Distribution facilities such as for gas, petroleum and the like normally utilize cathodically protected steel piping laid in the soil. Cathodic protection is a means of protecting buried coated steel pipe from corrosion by maintaining it at a small voltage (usually less than 1V negative) relative to the surrounding soil.
Such cathodically protected coated steel pipe suffers from this protection being lost through random, unpredictable and numerous grounds. A ground is any direct contact with other structures or with the soil itself, thereby shorting out the coating, and which drains away the protective electricity thus exposing the protected material to corrosion. Gas, oil and other hazardous fluid lines are particularly vulnerable because corrosion occurs in small areas which results in leaks which are much more dangerous and costly than the actual material damage to the conduit.
Every such ground starts the entire connected section of pipe, large or small, on which it occurs, on a demonstrable "corrosion leak curve" which, rising on a log-log progression will, if unchecked, destroy the pipe past repair in a predictable number of years. Although this curve varies, there are few, if any, cases where such corrosion damage is acceptable for the life of the type of conduit.
It is therefore usual for a gas or oil distribution utility or the like to practice corrosion control by endeavoring to check the maintenance of the cathodic protection on a regular basis.
This means, in practice, endeavoring to locate and repair ground faults by means of instrumentation presently available. As an example, cathodic protection maintenance at the Greater Winnipeg Gas Company, Winnipeg, Manitoba, Canada, means, in practice, locating and repairing grounds in underground piping, which may number between 700 and 900 a year on 1,200 miles of distribution mains even although these distribution mains are provided with supposedly ground-avoiding designs i.e. coating on the steel pipe, backed up with cathodic protection.
Prior to 1960, the main method for locating grounds was to test the soil voltage gradients. Then an AC caliper device was offered to check services in series down a given street to locate any that were conveying an AC hum.
Around 1960, the Nilsson pipe and cable trace (Wahlquist patent) was used, the signal of which was ground seeking and could be so traced to the point of the nearest ground.
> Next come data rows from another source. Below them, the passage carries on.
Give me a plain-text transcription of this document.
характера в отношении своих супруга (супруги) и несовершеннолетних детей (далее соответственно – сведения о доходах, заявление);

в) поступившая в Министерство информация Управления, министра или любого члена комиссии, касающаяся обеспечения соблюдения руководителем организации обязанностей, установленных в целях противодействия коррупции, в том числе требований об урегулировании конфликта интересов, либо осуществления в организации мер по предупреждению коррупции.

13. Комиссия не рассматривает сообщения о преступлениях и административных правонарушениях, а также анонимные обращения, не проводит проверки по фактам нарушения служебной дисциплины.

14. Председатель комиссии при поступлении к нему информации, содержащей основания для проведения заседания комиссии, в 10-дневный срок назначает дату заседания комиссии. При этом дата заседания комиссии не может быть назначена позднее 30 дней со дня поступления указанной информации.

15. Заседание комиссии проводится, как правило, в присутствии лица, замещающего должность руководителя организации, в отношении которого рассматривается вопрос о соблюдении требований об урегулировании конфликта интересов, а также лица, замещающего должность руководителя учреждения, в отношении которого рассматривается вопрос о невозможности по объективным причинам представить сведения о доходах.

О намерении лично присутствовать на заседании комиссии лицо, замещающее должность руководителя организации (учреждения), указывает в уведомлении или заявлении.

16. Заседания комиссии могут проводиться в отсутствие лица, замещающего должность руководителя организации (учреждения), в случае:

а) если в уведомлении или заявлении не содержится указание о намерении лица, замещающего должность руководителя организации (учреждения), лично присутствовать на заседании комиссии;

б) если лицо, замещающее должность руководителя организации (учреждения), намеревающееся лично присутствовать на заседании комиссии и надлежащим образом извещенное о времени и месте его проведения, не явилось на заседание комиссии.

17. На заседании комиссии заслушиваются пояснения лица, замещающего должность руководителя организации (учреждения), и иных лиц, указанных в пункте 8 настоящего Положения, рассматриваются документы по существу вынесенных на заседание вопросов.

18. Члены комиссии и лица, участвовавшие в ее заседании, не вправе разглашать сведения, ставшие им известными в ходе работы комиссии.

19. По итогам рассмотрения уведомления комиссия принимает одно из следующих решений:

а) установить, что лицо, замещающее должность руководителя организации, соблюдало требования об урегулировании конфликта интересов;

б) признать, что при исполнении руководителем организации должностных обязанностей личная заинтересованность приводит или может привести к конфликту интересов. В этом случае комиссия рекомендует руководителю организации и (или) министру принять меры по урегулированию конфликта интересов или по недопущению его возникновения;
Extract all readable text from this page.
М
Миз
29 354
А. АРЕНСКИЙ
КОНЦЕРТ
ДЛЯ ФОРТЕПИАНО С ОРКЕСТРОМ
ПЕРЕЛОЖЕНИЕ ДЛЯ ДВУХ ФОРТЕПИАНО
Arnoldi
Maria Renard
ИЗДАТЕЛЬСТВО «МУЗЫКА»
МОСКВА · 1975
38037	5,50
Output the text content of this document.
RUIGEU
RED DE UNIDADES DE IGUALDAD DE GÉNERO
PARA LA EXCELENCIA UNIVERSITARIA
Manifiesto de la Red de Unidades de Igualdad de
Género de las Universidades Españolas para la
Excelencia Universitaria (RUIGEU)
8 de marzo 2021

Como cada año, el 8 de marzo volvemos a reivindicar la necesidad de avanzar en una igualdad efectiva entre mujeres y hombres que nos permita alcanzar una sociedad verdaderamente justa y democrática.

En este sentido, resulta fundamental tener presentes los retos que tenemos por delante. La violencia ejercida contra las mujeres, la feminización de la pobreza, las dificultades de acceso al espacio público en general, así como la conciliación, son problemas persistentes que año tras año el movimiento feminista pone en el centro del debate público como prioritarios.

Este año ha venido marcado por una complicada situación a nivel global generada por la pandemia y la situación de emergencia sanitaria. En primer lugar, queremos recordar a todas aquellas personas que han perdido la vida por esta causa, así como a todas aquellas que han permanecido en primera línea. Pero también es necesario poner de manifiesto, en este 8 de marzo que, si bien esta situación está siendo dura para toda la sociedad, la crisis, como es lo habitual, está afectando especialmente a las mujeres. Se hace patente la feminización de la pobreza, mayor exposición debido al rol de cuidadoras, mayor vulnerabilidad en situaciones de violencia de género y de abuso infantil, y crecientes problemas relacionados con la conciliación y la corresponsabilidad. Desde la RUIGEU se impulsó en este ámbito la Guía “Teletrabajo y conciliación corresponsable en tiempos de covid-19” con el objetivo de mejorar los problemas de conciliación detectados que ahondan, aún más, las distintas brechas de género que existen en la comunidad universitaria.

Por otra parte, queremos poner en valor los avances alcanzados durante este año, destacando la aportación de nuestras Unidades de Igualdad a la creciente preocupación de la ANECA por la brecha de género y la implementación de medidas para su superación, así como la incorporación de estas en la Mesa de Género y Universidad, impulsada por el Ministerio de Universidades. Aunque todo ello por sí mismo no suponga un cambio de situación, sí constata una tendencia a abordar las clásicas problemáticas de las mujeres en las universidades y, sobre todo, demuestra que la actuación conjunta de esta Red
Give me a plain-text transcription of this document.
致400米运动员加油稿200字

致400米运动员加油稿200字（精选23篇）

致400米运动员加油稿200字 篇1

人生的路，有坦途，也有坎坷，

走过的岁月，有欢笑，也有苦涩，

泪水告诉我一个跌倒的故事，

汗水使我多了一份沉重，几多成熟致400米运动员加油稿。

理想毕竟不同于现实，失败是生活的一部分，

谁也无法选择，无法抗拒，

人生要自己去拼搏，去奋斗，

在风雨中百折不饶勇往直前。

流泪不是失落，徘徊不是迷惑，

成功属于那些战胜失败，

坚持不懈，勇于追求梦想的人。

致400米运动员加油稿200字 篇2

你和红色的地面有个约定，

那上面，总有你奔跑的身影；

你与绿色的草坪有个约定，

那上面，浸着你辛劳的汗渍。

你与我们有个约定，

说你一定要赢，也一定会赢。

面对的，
Up until the present time, this has been the most efficient method of locating such grounds. As mentioned previously, it is based on the Wahlquist patent which is an adaption of the Pearson method for tracing soil currents. A ground seeking audio frequency signal is injected into one point of the pipe and then the course of the signal is followed with a receiver. The principal limitation is the frequent ambiguity of the operators indication. Furthermore, the receiver is subject to various electronic noises so that in general, it has been found to be unsatisfactory in some areas. Presently, a model has been substituted in which the signal is in some ways even less than satisfactory.
A technician can possibly cover 100 sections in a day for the status of cathodic protection. A repair crew may be able to eliminate located grounds in an average of about 1/2 hour. The work of finding each ground in a section comprising 10 blocks or more averages about 2 1/2 hours and can require as much as a week to check thoroughly. Hence, the present state of the art is not satisfactory from the viewpoint of the user.
Firstly, the original or old Wahlquist design, which is marginal at best in ground seeking, has been replaced by a solid state device that is an improvement when used as a pipe and cable tracer, but is not claimed to be effective in tracing grounds.
Secondly, most designs, including the Wahlquist, are subject to various types of interference, particularly 50/60 cycle AC hum, which is usually present in the main and is often stronger than the impressed signal. Furthermore, ignition noise of vehicles acts as a severe interference.
Thirdly, when using instruments, the speed of operation is limited to the speed at which the operator can traverse the ground and yet still attempt to receive signals. This speed is one mile per hour or less with some instruments.